Object Model and the Move VM#

Instead of accounts-with-balances (Ethereum) or unspent outputs (Bitcoin, legacy IOTA), state is a set of typed objects owned by addresses. Smart contracts are Move modules; assets are Move resources — values the type system forbids from being copied or implicitly dropped, which structurally prevents whole classes of double-spend and accounting bugs.

Because transactions declare the objects they touch, the runtime can execute non-overlapping transactions in parallel rather than strictly serialising every transaction as the EVM does. This is the main throughput lever in the new design.
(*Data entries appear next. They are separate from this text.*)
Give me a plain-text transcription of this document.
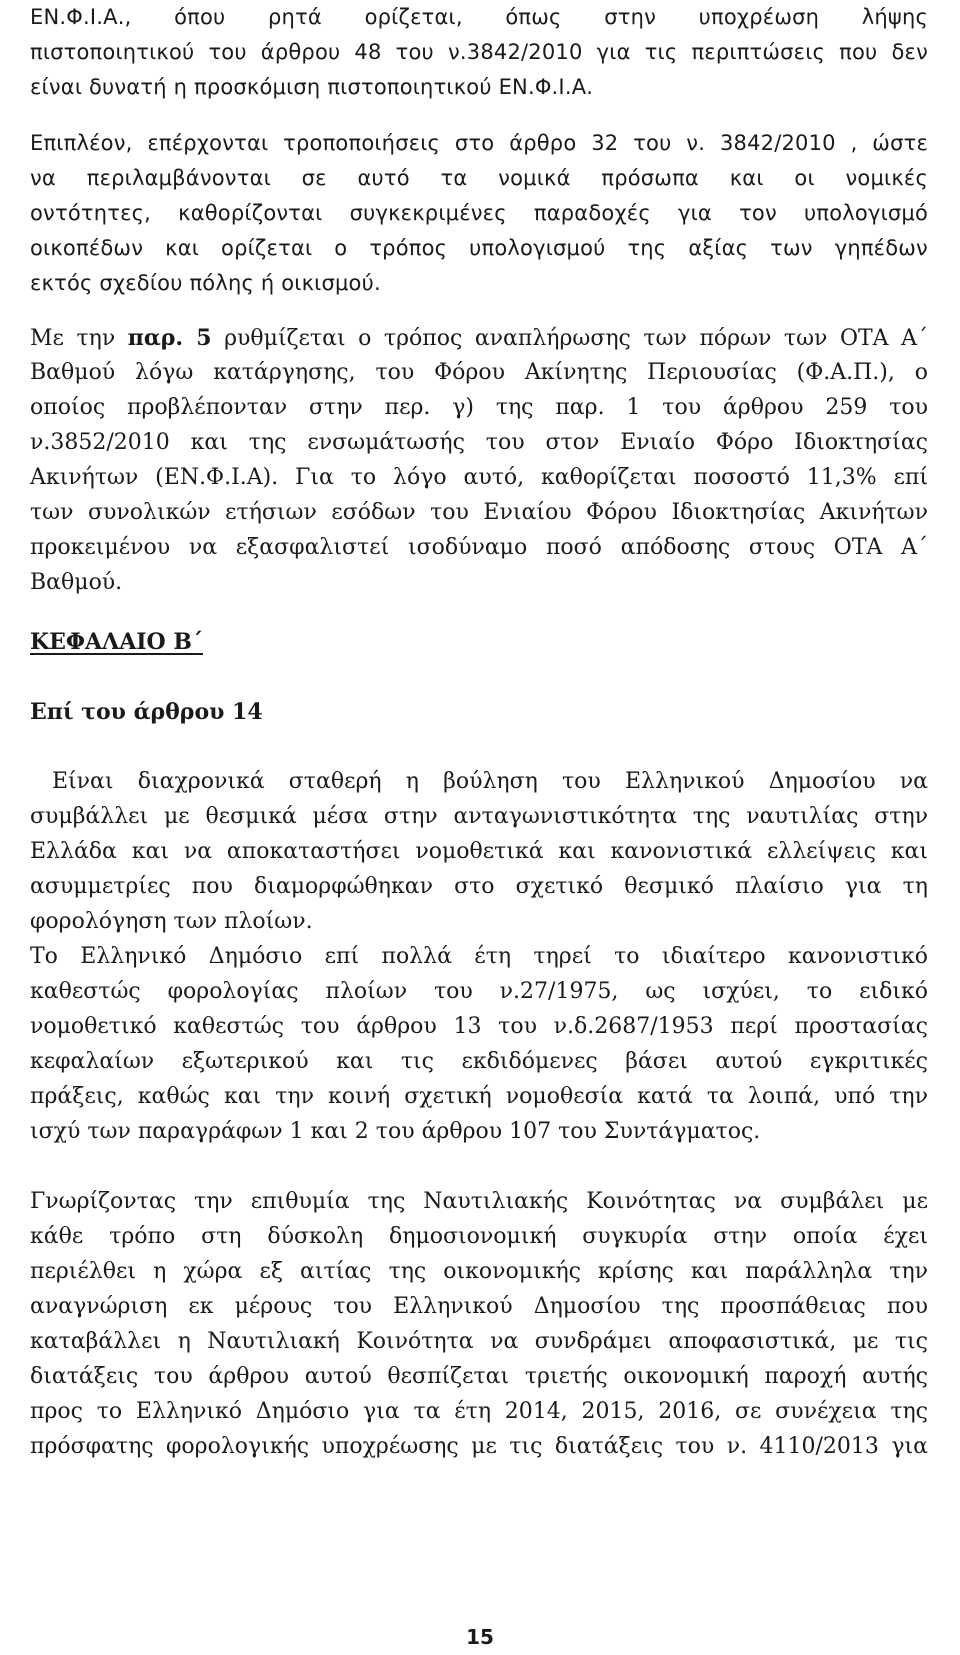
ΕΝ.Φ.Ι.Α., όπου ρητά ορίζεται, όπως στην υποχρέωση λήψης

πιστοποιητικού του άρθρου 48 του ν.3842/2010 για τις περιπτώσεις που δεν

είναι δυνατή η προσκόμιση πιστοποιητικού ΕΝ.Φ.Ι.Α.

Επιπλέον, επέρχονται τροποποιήσεις στο άρθρο 32 του ν. 3842/2010 , ώστε

να περιλαμβάνονται σε αυτό τα νομικά πρόσωπα και οι νομικές

οντότητες, καθορίζονται συγκεκριμένες παραδοχές για τον υπολογισμό

οικοπέδων και ορίζεται ο τρόπος υπολογισμού της αξίας των γηπέδων

εκτός σχεδίου πόλης ή οικισμού.

Με την παρ. 5 ρυθμίζεται ο τρόπος αναπλήρωσης των πόρων των ΟΤΑ Α΄

Βαθμού λόγω κατάργησης, του Φόρου Ακίνητης Περιουσίας (Φ.Α.Π.), ο

οποίος προβλέπονταν στην περ. γ) της παρ. 1 του άρθρου 259 του

ν.3852/2010 και της ενσωμάτωσής του στον Ενιαίο Φόρο Ιδιοκτησίας

Ακινήτων (ΕΝ.Φ.Ι.Α). Για το λόγο αυτό, καθορίζεται ποσοστό 11,3% επί

των συνολικών ετήσιων εσόδων του Ενιαίου Φόρου Ιδιοκτησίας Ακινήτων

προκειμένου να εξασφαλιστεί ισοδύναμο ποσό απόδοσης στους ΟΤΑ Α΄

Βαθμού.

ΚΕΦΑΛΑΙΟ Β΄

Επί του άρθρου 14

Είναι διαχρονικά σταθερή η βούληση του Ελληνικού Δημοσίου να

συμβάλλει με θεσμικά μέσα στην ανταγωνιστικότητα της ναυτιλίας στην

Ελλάδα και να αποκαταστήσει νομοθετικά και κανονιστικά ελλείψεις και

ασυμμετρίες που διαμορφώθηκαν στο σχετικό θεσμικό πλαίσιο για τη

φορολόγηση των πλοίων.

Το Ελληνικό Δημόσιο επί πολλά έτη τηρεί το ιδιαίτερο κανονιστικό

καθεστώς φορολογίας πλοίων του ν.27/1975, ως ισχύει, το ειδικό

νομοθετικό καθεστώς του άρθρου 13 του ν.δ.2687/1953 περί προστασίας

κεφαλαίων εξωτερικού και τις εκδιδόμενες βάσει αυτού εγκριτικές

πράξεις, καθώς και την κοινή σχετική νομοθεσία κατά τα λοιπά, υπό την

ισχύ των παραγράφων 1 και 2 του άρθρου 107 του Συντάγματος.

Γνωρίζοντας την επιθυμία της Ναυτιλιακής Κοινότητας να συμβάλει με

κάθε τρόπο στη δύσκολη δημοσιονομική συγκυρία στην οποία έχει

περιέλθει η χώρα εξ αιτίας της οικονομικής κρίσης και παράλληλα την

αναγνώριση εκ μέρους του Ελληνικού Δημοσίου της προσπάθειας που

καταβάλλει η Ναυτιλιακή Κοινότητα να συνδράμει αποφασιστικά, με τις

διατάξεις του άρθρου αυτού θεσπίζεται τριετής οικονομική παροχή αυτής

προς το Ελληνικό Δημόσιο για τα έτη 2014, 2015, 2016, σε συνέχεια της

πρόσφατης φορολογικής υποχρέωσης με τις διατάξεις του ν. 4110/2013 για

15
Mysticeti Consensus and dPoS#

Rebased uses Mysticeti, a DAG-based BFT consensus. Validators are elected by stake; IOTA holders who do not run infrastructure delegate their stake to validators and share in rewards — the standard delegated-PoS pattern. The Foundation-run Coordinator is gone, which is the decentralisation milestone the Coordicide programme had promised for years.

Published figures: 50,000+ TPS capacity and finality on the order of 400–500 ms. Treat these as benchmark/target numbers, as with any L1’s headline throughput.

Fees and Tokenomics#

IOTA is no longer strictly feeless. Each transaction costs roughly 0.005 IOTA on average, and that fee is burned, applying deflationary pressure. Fees are framed as a congestion-control mechanism, not a revenue model — they are deliberately tiny, and applications can sponsor fees so end users still experience a feeless flow.

Staking is inflationary to fund rewards: on the order of 767,000 IOTA minted per epoch, an initial inflation rate near 6%, distributed to validators and their delegators. Net token supply pressure is the burn rate against this issuance.

Relationship to IOTA EVM#

Rebased did not replace IOTA EVM. The EVM chain continues to run as a Layer 2 alongside the new Move Layer 1, bridged for asset transfers. The Foundation has stated an intent to integrate EVM execution into Layer 1 in future, but as of the Rebased mainnet they remain distinct environments — Move for L1-native development, EVM for Solidity portability.